Begijnenhof in Amsterdam


Het Begijnenhof was geen klooster, maar een religieuze woongemeenschap zoals waarschijnlijk heel veel kloosters ooit begonnen zijn. De begijnen legden slechts een gelofte van kuisheid af maar waren vrij elk moment het hof te verlaten, ook voorgoed om bijvoorbeeld te trouwen. De eerste vermelding stamt van 1307, waarin een enkel huis ten noorden van het Spui vermeld wordt (baljuwrekening van 1307-'08) in een woonhuis buiten de stedelijke bebouwing, op een terrein dat nu bekend staat als de 'Grote Hof'. Toen de begijnen wilden uitbreiden stelde de stad Amsterdam hen het moeras tussen het Grote Hof en het Spui ter beschikking. Dat moesten ze wel zelf bewoonbaar maken!

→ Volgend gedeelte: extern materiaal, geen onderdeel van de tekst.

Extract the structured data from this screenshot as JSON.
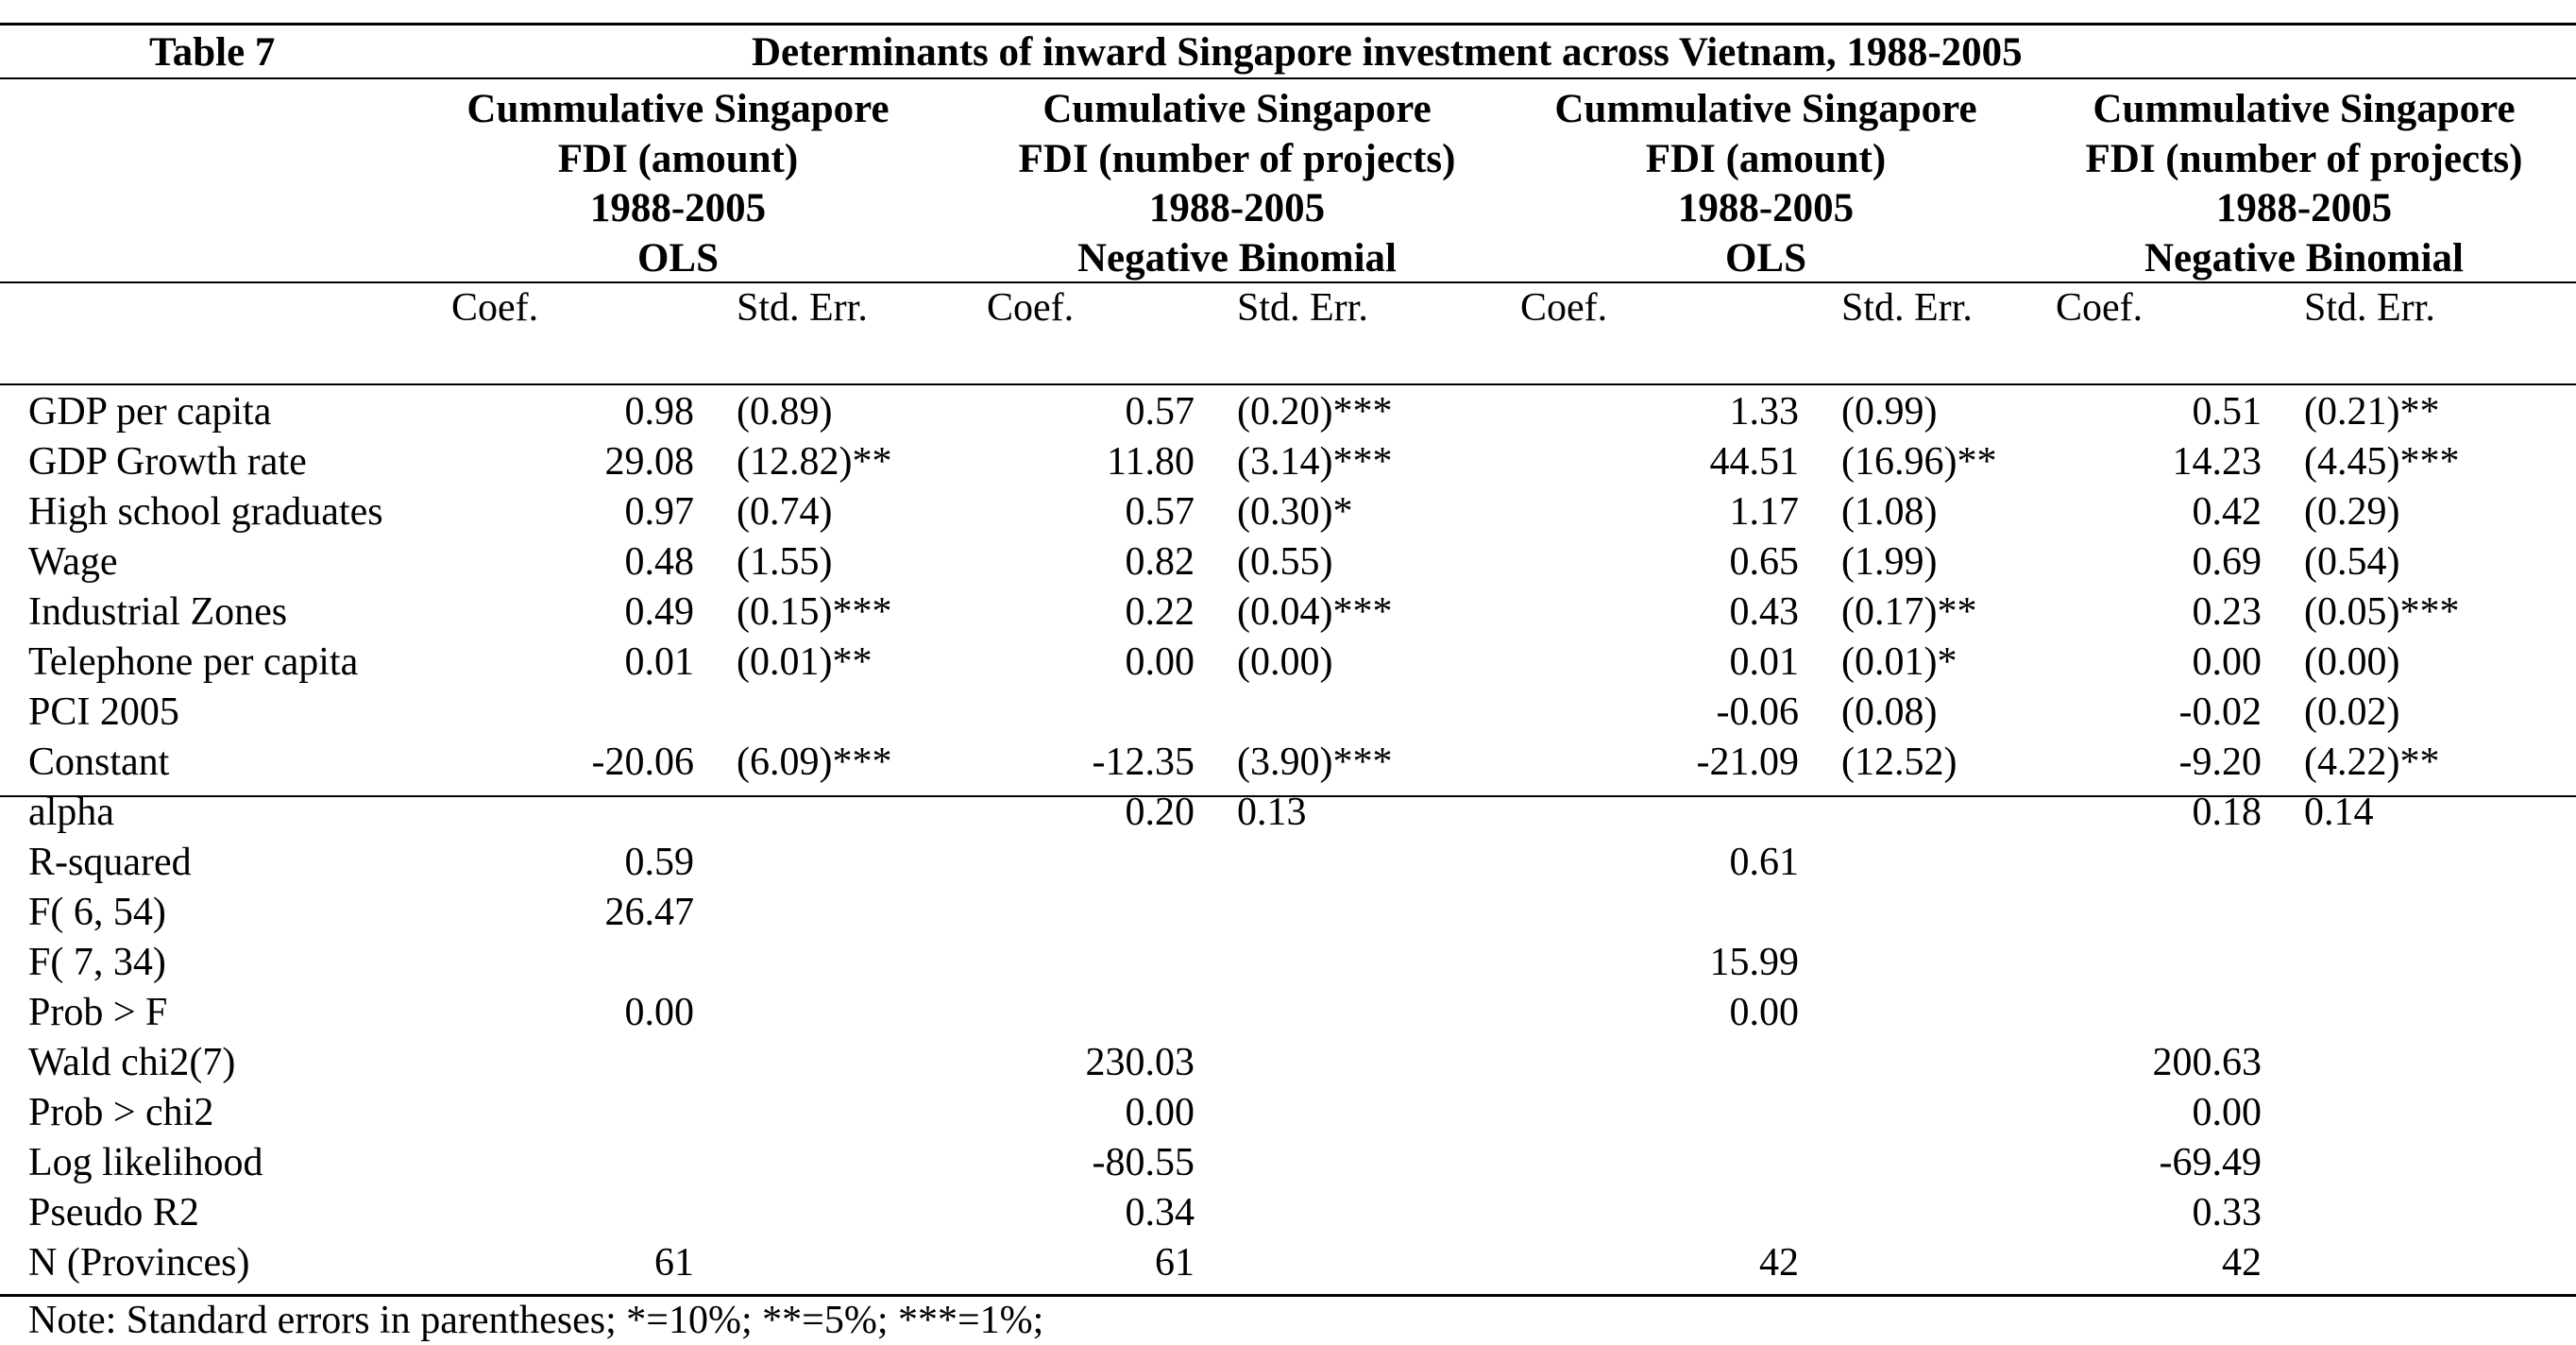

De begijnen waren daarmee niet overvraagd, namen gereedschap ter hand en hoogden het moeras stukje bij beetje op met afval, huisvuil en puin. Een eerste vermelding van de geslaagde drooglegging dateert van 1367 en de bewoning van het voormalige moeras van 25 april 1389. Dat staat nu bekend als de 'Kleine Hof'. De gewonnen ruimte was niet zozeer nodig voor eigen gebruik, maar maakte het mogelijk dat iets voor 1414 een deel van wat we het 'Begijneneiland' zijn gaan noemen, aan de 'zusters van het gemene leven' van het Sint Luciënconvent verkocht kon worden. De pater, die deze zusters begeleidde, fungeerde tevens als biechtvader voor de begijnen. De begijnen verzochten in 1417 het stadsbestuur met succes de grond van de Kleine Hof te mogen kopen. Daarmee werd de hof naar het zuiden verlegd, wat aan de bebouwing nog steeds te zien is. Die aankoop werd de begijnen toegestaan onder de voorwaarde dat zij voor de hof langs een straat (Buerenstraete) naar de brug over de Nieuwe Voorburgwal maakten, met brug (Nye brugge) in het verlengde van de Rozenboomsteeg. Ook kregen de begijnen het gedaan dat het stadsbestuur beloofde de strook grond tot het Spui nooit te bebouwen, zodat er blijvend vrij uitzicht zou zijn. Daar danken we vandaag dat best wel leuke pleintje aan, dat met de boeken- en kunstmarkten een mooie bestemming heeft gekregen.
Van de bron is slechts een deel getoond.